Der Zeuge G. verfügt über Einkommen aus einer sozialversicherungspflichtigen Beschäftigung bei der F. AG, aus einer geringfügigen Beschäftigung bei der Firma I. GmbH, aus selbständiger Tätigkeit als Elektrotechniker, aus angeblicher Hausmeistertätigkeit bei der Vermieterin Frau W. (mietfreies Wohnen als Surrogat für Erwerbstätigkeit) sowie aus Vermietung. Zudem hat er Vermögen in Form von Grundbesitz in G-Stadt sowie einen PKW, dessen Wert dem Gericht nicht bekannt ist. Die genauen Einkommens- und Vermögenverhältnisse wurden gegenüber dem Antragsgegner und dem Gericht nicht offen gelegt. Im Rahmen der Zeugenvernehmung hat das Gericht davon abgesehen, den Zeugen G. hierzu detailliert zu befragen, da es nicht Aufgabe des Gerichts ist, Mitwirkungspflichten nach den §§ 60 ff. SGB I durch eine Zeugenvernehmung zu ersetzen. Festzuhalten ist, dass der Zeuge G. nach dem derzeitigen Stand als Mitglied der Bedarfsgemeinschaft zu werten ist und daher - falls weiterhin Leistungen nach dem SGB II begehrt werden - seine Einkommens- und Vermögensverhältnisse offen zu legen hat. Sollten die Antragsteller zu 1.-3. weiterhin Leistungen nach dem SGB II begehren, ist ihnen anzuraten, sich allein eine angemessene Wohnung zu suchen. Bereits in dem Erörterungstermin wurde die Antragstellerin zu 2. darauf hingewiesen, dass die Richtlinie für die Bemessung angemessener Unterkunftskosten für den Landkreis Darmstadt-Dieburg im Internet zu finden ist. Angemerkt sei, dass die angemessene Wohnfläche für 3 Personen bei 75 qm liegt (für jede weitere Person 10 qm mehr) und die angemessene Kaltmiete danach beispielsweise in A-Stadt monatlich 553,50 EUR zzgl. Neben- und Heizkosten beträgt.
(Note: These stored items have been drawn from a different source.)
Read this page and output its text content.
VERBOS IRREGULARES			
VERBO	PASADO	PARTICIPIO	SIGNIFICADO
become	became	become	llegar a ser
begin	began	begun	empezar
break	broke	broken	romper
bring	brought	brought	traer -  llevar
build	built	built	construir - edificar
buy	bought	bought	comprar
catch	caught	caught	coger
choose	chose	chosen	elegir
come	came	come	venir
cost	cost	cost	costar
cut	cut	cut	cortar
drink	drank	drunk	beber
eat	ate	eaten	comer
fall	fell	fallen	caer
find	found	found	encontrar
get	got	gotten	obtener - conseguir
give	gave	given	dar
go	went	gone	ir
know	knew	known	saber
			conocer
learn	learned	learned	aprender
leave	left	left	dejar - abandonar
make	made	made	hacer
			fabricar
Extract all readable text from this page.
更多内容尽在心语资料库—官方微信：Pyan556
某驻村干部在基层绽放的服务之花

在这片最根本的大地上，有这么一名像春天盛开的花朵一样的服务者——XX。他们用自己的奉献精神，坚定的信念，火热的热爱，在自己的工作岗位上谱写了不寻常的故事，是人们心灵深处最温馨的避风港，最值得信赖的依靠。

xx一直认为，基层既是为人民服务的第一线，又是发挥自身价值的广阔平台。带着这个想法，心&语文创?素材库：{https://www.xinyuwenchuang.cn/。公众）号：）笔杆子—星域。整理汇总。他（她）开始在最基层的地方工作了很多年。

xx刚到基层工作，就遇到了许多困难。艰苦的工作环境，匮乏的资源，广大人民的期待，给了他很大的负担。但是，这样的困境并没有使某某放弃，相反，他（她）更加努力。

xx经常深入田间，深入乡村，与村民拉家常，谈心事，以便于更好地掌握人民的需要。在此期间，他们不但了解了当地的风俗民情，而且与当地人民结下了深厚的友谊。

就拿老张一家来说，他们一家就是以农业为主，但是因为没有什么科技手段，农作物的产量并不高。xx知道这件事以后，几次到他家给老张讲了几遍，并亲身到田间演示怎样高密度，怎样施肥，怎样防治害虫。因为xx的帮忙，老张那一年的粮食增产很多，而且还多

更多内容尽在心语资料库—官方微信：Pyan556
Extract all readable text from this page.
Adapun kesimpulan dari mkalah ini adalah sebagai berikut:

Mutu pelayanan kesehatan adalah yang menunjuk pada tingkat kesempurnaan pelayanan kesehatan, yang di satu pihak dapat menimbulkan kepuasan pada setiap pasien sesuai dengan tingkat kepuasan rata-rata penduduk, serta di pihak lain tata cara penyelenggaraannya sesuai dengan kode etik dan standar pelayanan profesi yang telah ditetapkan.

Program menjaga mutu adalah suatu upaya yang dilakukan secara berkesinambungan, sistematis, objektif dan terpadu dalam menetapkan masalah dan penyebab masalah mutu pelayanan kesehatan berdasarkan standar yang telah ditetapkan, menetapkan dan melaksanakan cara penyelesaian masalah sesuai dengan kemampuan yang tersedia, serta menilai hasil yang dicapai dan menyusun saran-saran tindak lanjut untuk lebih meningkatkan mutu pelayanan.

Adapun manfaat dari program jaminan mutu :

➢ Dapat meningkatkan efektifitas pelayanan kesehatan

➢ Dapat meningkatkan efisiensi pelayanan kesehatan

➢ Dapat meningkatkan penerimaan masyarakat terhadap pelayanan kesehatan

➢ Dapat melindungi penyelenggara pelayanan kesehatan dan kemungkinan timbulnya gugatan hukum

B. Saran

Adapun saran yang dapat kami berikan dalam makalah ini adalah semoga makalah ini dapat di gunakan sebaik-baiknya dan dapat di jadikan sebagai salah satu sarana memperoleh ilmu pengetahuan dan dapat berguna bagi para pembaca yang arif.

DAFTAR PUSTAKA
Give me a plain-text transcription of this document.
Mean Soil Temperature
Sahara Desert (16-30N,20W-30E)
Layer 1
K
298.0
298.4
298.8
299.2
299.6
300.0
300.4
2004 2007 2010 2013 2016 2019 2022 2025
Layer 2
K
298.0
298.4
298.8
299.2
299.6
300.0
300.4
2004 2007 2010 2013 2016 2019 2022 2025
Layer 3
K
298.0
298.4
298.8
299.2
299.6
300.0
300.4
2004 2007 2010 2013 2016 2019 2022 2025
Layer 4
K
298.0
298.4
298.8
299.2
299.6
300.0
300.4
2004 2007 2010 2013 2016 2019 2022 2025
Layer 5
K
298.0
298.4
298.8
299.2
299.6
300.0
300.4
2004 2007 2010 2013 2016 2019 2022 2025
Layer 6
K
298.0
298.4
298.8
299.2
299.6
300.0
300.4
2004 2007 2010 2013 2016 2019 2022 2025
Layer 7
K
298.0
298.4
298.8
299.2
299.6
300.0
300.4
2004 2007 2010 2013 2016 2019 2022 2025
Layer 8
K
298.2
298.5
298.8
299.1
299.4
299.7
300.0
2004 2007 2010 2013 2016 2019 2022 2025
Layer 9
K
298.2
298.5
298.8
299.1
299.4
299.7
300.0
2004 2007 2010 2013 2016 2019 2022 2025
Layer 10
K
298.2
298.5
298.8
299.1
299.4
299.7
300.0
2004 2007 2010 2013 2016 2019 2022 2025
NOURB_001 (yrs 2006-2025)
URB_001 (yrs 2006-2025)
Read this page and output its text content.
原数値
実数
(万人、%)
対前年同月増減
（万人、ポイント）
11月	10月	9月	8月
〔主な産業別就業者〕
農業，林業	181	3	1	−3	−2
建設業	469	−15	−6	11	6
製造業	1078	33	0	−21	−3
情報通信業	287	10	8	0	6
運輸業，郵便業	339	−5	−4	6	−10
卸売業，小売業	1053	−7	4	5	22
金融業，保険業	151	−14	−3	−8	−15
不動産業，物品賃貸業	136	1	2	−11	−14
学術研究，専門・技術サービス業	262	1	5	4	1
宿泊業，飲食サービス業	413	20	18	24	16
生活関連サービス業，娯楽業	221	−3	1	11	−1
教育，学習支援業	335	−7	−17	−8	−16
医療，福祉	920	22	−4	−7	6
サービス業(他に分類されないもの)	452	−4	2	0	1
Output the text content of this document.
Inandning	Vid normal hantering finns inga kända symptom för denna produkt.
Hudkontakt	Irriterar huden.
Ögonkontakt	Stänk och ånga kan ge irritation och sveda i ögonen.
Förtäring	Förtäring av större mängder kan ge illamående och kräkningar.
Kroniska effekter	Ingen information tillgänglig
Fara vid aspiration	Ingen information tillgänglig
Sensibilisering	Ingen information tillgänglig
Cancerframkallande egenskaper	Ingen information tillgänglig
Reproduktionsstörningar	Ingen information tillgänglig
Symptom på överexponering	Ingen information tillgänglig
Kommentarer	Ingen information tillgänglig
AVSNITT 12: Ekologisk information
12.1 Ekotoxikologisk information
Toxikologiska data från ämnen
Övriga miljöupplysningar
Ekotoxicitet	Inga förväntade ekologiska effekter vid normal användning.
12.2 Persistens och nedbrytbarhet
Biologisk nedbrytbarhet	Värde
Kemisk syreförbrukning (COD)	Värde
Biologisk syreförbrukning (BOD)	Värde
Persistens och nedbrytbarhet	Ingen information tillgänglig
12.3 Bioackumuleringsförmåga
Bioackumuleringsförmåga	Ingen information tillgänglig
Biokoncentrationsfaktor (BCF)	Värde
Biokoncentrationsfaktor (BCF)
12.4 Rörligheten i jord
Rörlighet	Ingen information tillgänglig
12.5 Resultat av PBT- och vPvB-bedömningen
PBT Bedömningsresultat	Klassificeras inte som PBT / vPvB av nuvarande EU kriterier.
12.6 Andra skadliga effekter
In Anbetracht dieser Erwägungen ist ein Anordnungsanspruch nicht glaubhaft gemacht worden. Ein Anordnungsgrund ist ebenso nicht glaubhaft gemacht worden, zumal die Antragstellerin zu 2. vorrangig gehalten ist, bei der Antragstellung auf Unterhaltsvorschuss mitzuwirken und sich weiterhin um Arbeit (möglichst in Vollzeit, da die Kinder bereits 12 und 15 Jahre alt sind) zu bemühen. Vor diesem Hintergrund ist der Erlass einer einstweiligen Anordnung gemäß § 86b Abs. 2 Satz 2 SGG nicht gerechtfertigt.
Die Kostenentscheidung beruht auf einer entsprechenden Anwendung des § 193 SGG und folgt dem Ausgang des Verfahrens.